Curitiba - O Fundo de Financiamento Estudantil (Fies) teve aumento de 47% nos contratos firmados no ano passado em relação a 2012. No total, foram formalizados 556,5 mil contratos em 2013, contra 377,6 mil do ano anterior. Desde que o Fundo Nacional de Desenvolvimento da Educação (FNDE) passou a ser o agente operador do Fies, em 2010, foram firmados mais de 1,16 milhão de contratos. Só no ano de 2013, o volume financeiro movimentado foi de R$ 7,574 bilhões contra R$ 4,476 bilhões, o que significa um aumento de 69%. Os dados são do FNDE.
No Paraná, foram assinados 25.591 contratos no ano passado, volume 32,28% maior que em 2012, quando foram fechados 19.346 contratos. O Estado ficou na sexta colocação no ranking nacional em número de contratos só atrás de São Paulo, Minas Gerais, Bahia, Rio de Janeiro e Ceará. No ano passado, os cursos mais procurados no País foram Direito com 81.041 contratos, Administração (47.170), Enfermagem (35.796), Engenharia Civil (38.788) e Pedagogia (26.630).
De acordo com dados do FNDE, parte desse aumento nos números do Fies deve-se ao Fundo de Garantia de Operações de Crédito Educativo (Fgeduc), que dispensa a exigência do fiador para a contratação do financiamento. Ele atua como garantia nos contratos de estudantes matriculados em cursos de licenciatura, beneficiários de bolsas parciais do Programa Universidade para Todos (ProUni). O fundo também atende estudantes com renda familiar mensal bruta per capita de até 1,5 salário mínimo. No ano passado, 66% dos contratos formalizados (369,8 mil) tiveram o Fgeduc como garantia.
Luiz Fábio Vieira Santana é um dos estudantes beneficiados pelo Fies. Este ano, ele inicia o terceiro ano de Engenharia Florestal na Pontifícia Universidade Católica (PUC) do Paraná e tem o Fies desde que entrou no curso. O financiamento estudantil arca com 100% da mensalidade, hoje em cerca de R$ 1,6 mil. "Eu não poderia fazer a faculdade se não fosse o financiamento estudantil", disse. Ele contou que já tinha iniciado outros cursos superiores como Enfermagem e Processamento de Dados em outras faculdades particulares, mas não conseguiu continuar a pagar a mensalidade.

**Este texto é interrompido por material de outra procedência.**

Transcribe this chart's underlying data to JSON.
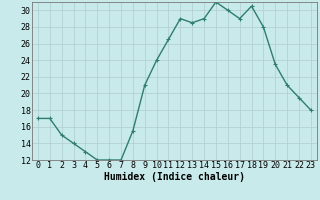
{
  "x": [
    0,
    1,
    2,
    3,
    4,
    5,
    6,
    7,
    8,
    9,
    10,
    11,
    12,
    13,
    14,
    15,
    16,
    17,
    18,
    19,
    20,
    21,
    22,
    23
  ],
  "y": [
    17,
    17,
    15,
    14,
    13,
    12,
    12,
    12,
    15.5,
    21,
    24,
    26.5,
    29,
    28.5,
    29,
    31,
    30,
    29,
    30.5,
    28,
    23.5,
    21,
    19.5,
    18
  ],
  "line_color": "#2e7d6e",
  "marker_color": "#2e7d6e",
  "bg_color": "#c8eaea",
  "grid_color": "#b0cccc",
  "xlabel": "Humidex (Indice chaleur)",
  "ylim": [
    12,
    31
  ],
  "xlim_min": -0.5,
  "xlim_max": 23.5,
  "yticks": [
    12,
    14,
    16,
    18,
    20,
    22,
    24,
    26,
    28,
    30
  ],
  "xticks": [
    0,
    1,
    2,
    3,
    4,
    5,
    6,
    7,
    8,
    9,
    10,
    11,
    12,
    13,
    14,
    15,
    16,
    17,
    18,
    19,
    20,
    21,
    22,
    23
  ],
  "xlabel_fontsize": 7,
  "tick_fontsize": 6,
  "line_width": 1.0,
  "marker_size": 2.5
}
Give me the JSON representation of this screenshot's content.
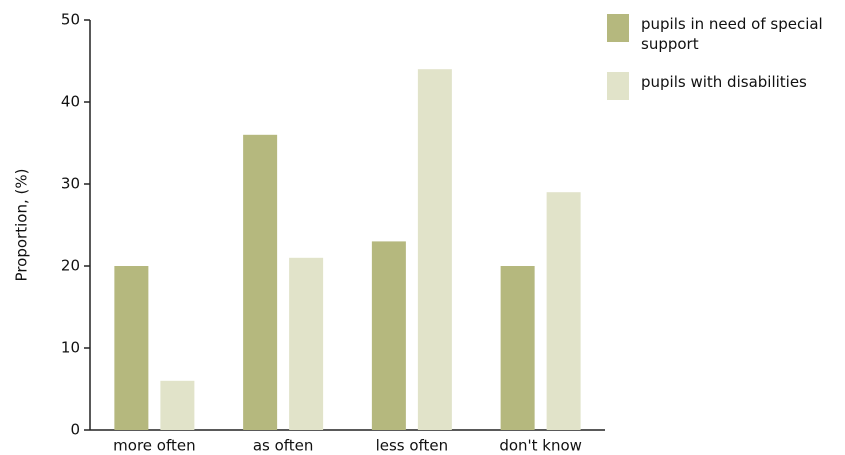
{
  "chart_data": {
    "type": "bar",
    "y_label": "Proportion, (%)",
    "categories": [
      "more often",
      "as often",
      "less often",
      "don't know"
    ],
    "series": [
      {
        "name": "pupils in need of special support",
        "color": "#b5b87e",
        "values": [
          20,
          36,
          23,
          20
        ]
      },
      {
        "name": "pupils with disabilities",
        "color": "#e1e3c9",
        "values": [
          6,
          21,
          44,
          29
        ]
      }
    ],
    "ylim": [
      0,
      50
    ],
    "yticks": [
      0,
      10,
      20,
      30,
      40,
      50
    ],
    "grid": false,
    "legend": "right"
  }
}
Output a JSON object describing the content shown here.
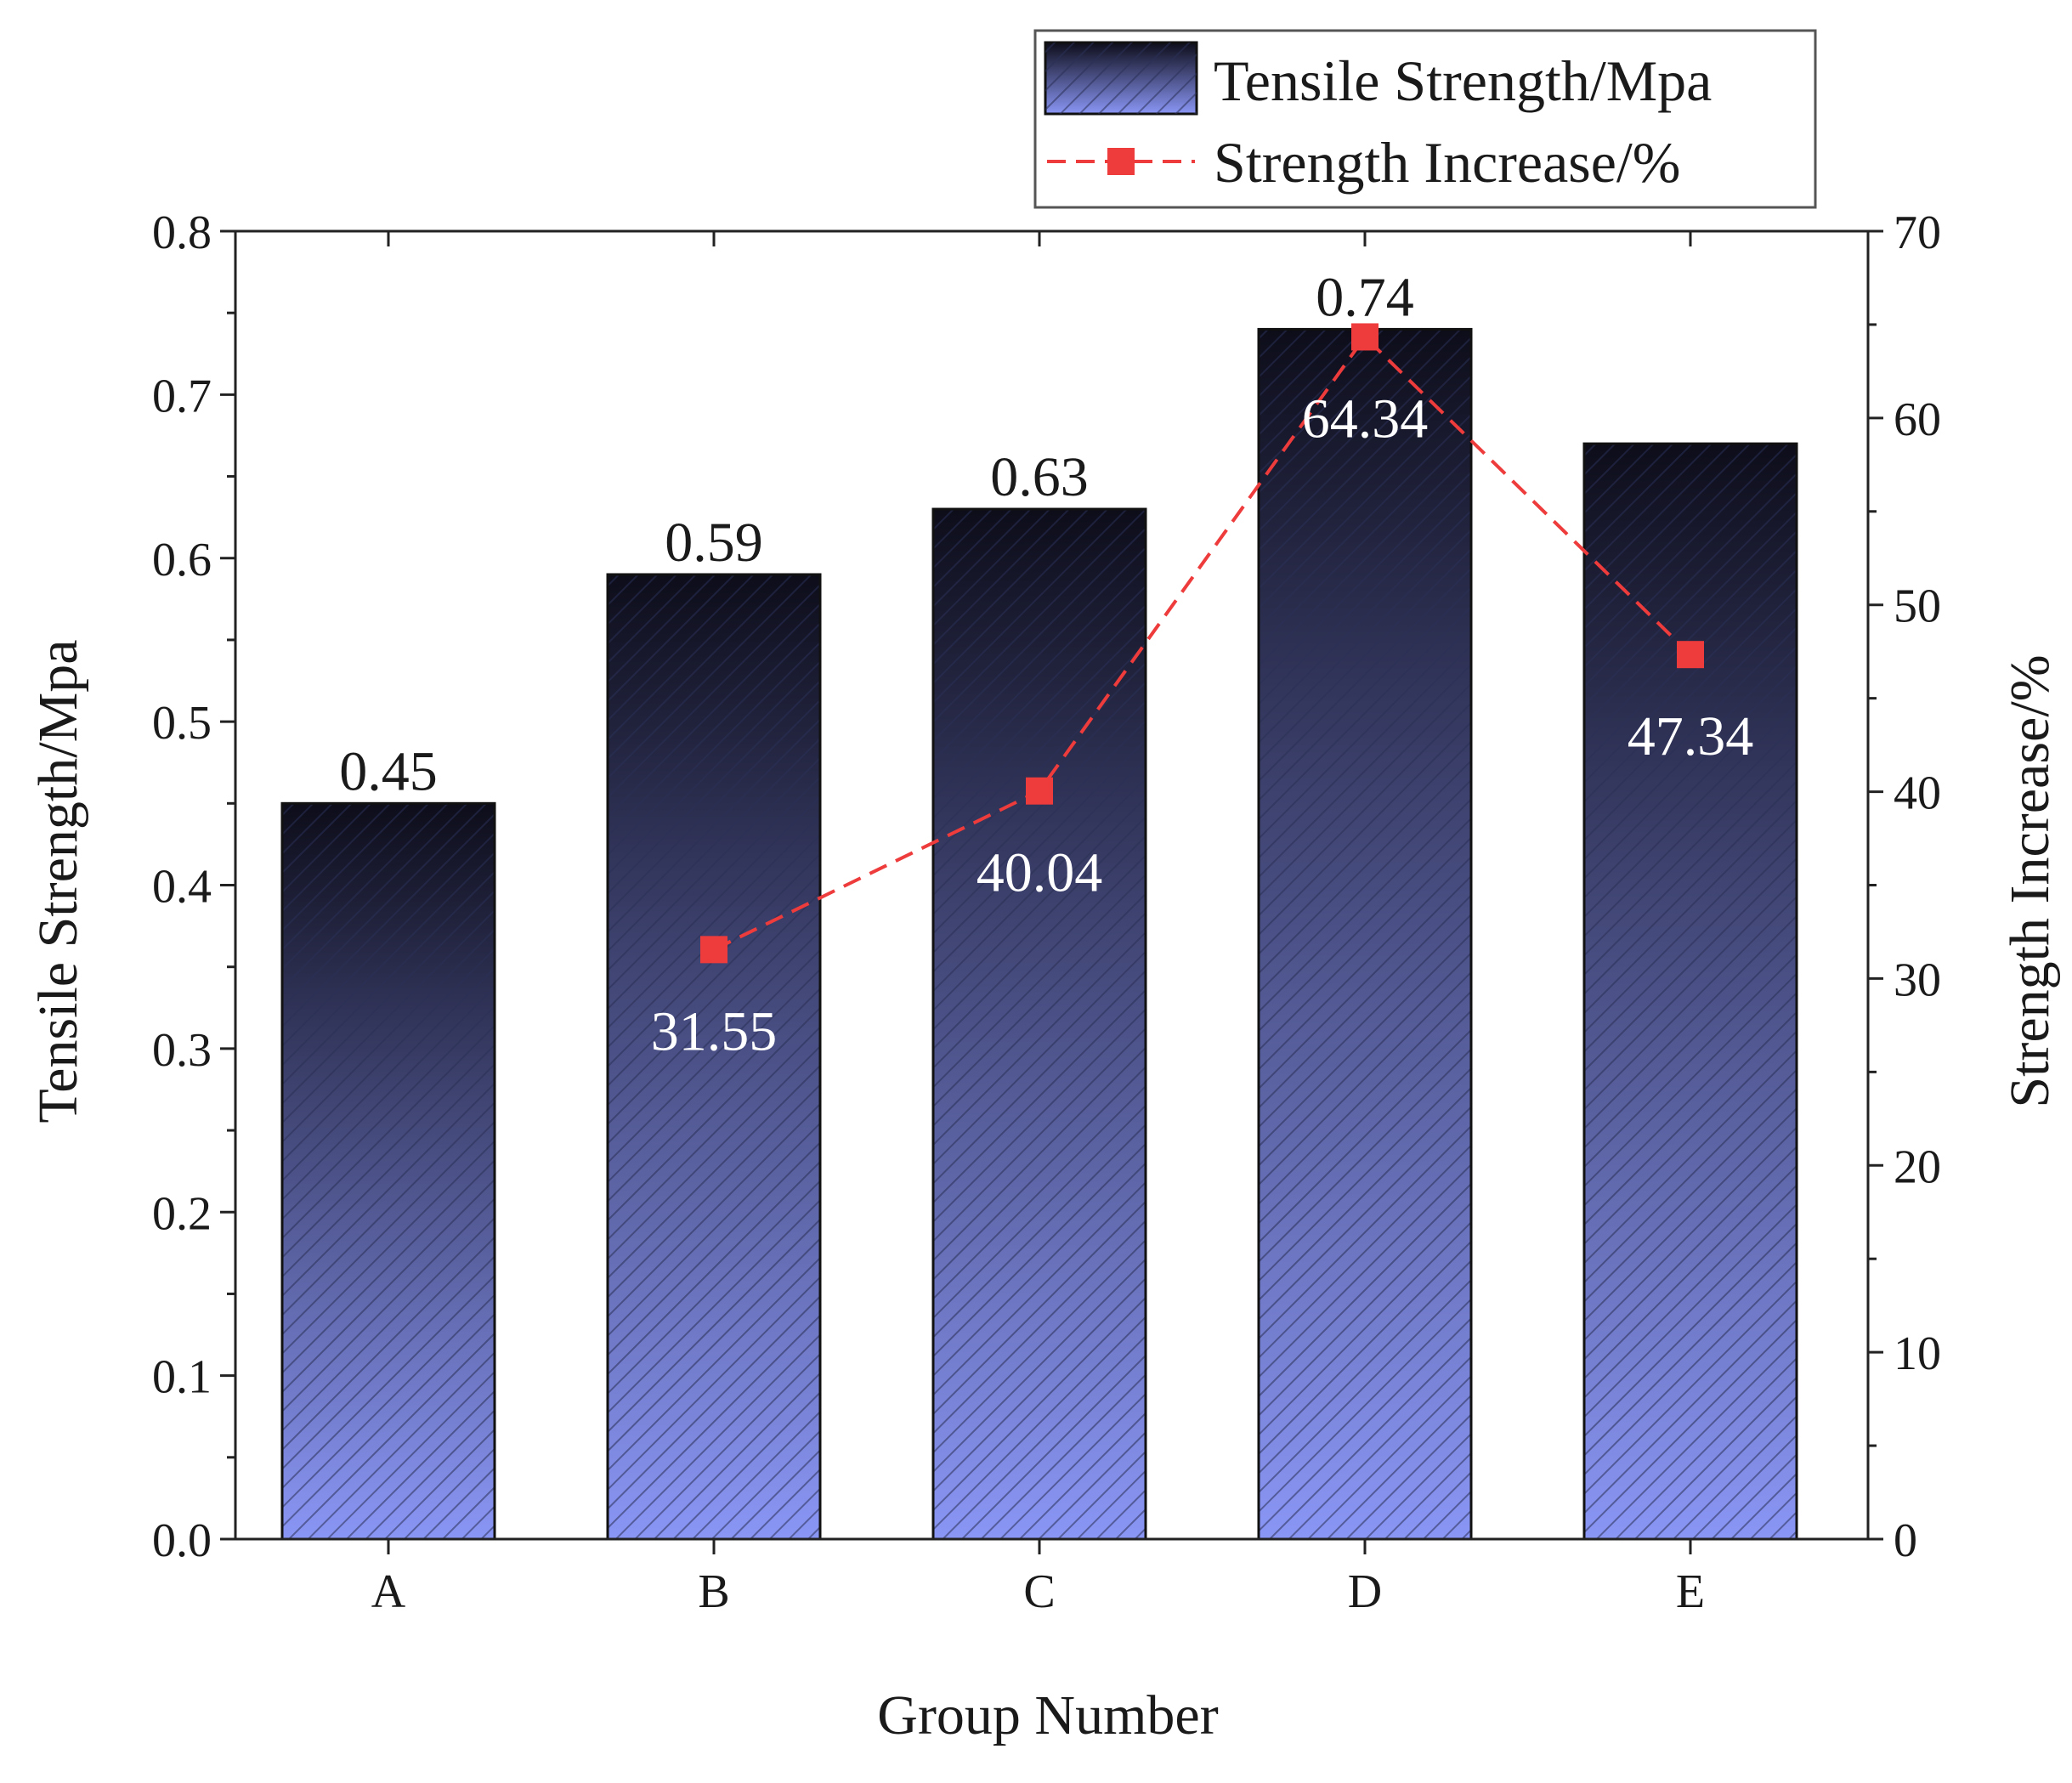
{
  "chart_data": {
    "type": "bar",
    "categories": [
      "A",
      "B",
      "C",
      "D",
      "E"
    ],
    "xlabel": "Group Number",
    "series": [
      {
        "name": "Tensile Strength/Mpa",
        "kind": "bar",
        "axis": "left",
        "values": [
          0.45,
          0.59,
          0.63,
          0.74,
          0.67
        ],
        "labels": [
          "0.45",
          "0.59",
          "0.63",
          "0.74",
          ""
        ]
      },
      {
        "name": "Strength Increase/%",
        "kind": "line",
        "axis": "right",
        "values": [
          null,
          31.55,
          40.04,
          64.34,
          47.34
        ],
        "labels": [
          "",
          "31.55",
          "40.04",
          "64.34",
          "47.34"
        ]
      }
    ],
    "y_left": {
      "label": "Tensile Strength/Mpa",
      "lim": [
        0,
        0.8
      ],
      "ticks": [
        "0.0",
        "0.1",
        "0.2",
        "0.3",
        "0.4",
        "0.5",
        "0.6",
        "0.7",
        "0.8"
      ]
    },
    "y_right": {
      "label": "Strength Increase/%",
      "lim": [
        0,
        70
      ],
      "ticks": [
        "0",
        "10",
        "20",
        "30",
        "40",
        "50",
        "60",
        "70"
      ]
    },
    "legend_position": "top-right",
    "grid": false,
    "colors": {
      "bar_top": "#0d0d1a",
      "bar_bottom": "#8a96f5",
      "bar_hatch": "#2a2f55",
      "line": "#ee3b3b",
      "marker": "#ee3b3b"
    }
  }
}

O estudante do terceiro ano do curso de Jornalismo da Universidade Positivo (UP) João Ângelo Soares Lemos tem 80% da mensalidade de R$ 1,2 mil coberta pelo Fies desde o segundo semestre do primeiro ano. O irmão dele, Pedro Felipe, terminou Jornalismo na UP em 2013 e tinha o Fies. "Sem o Fies, a minha mãe não poderia pagar a mensalidade para mim e para o meu irmão", disse. Ele acredita que como o prazo para pagar o financiamento estudantil é longo e os juros não são tão altos, será tranquilo para quitar a dívida.
O Fies financia de 50% a 100% dos encargos educacionais, de acordo com a renda familiar mensal bruta do estudante e do comprometimento dessa renda com os custos da mensalidade. Apenas estudantes com renda familiar mensal bruta de no máximo 20 salários mínimos podem requerer o financiamento.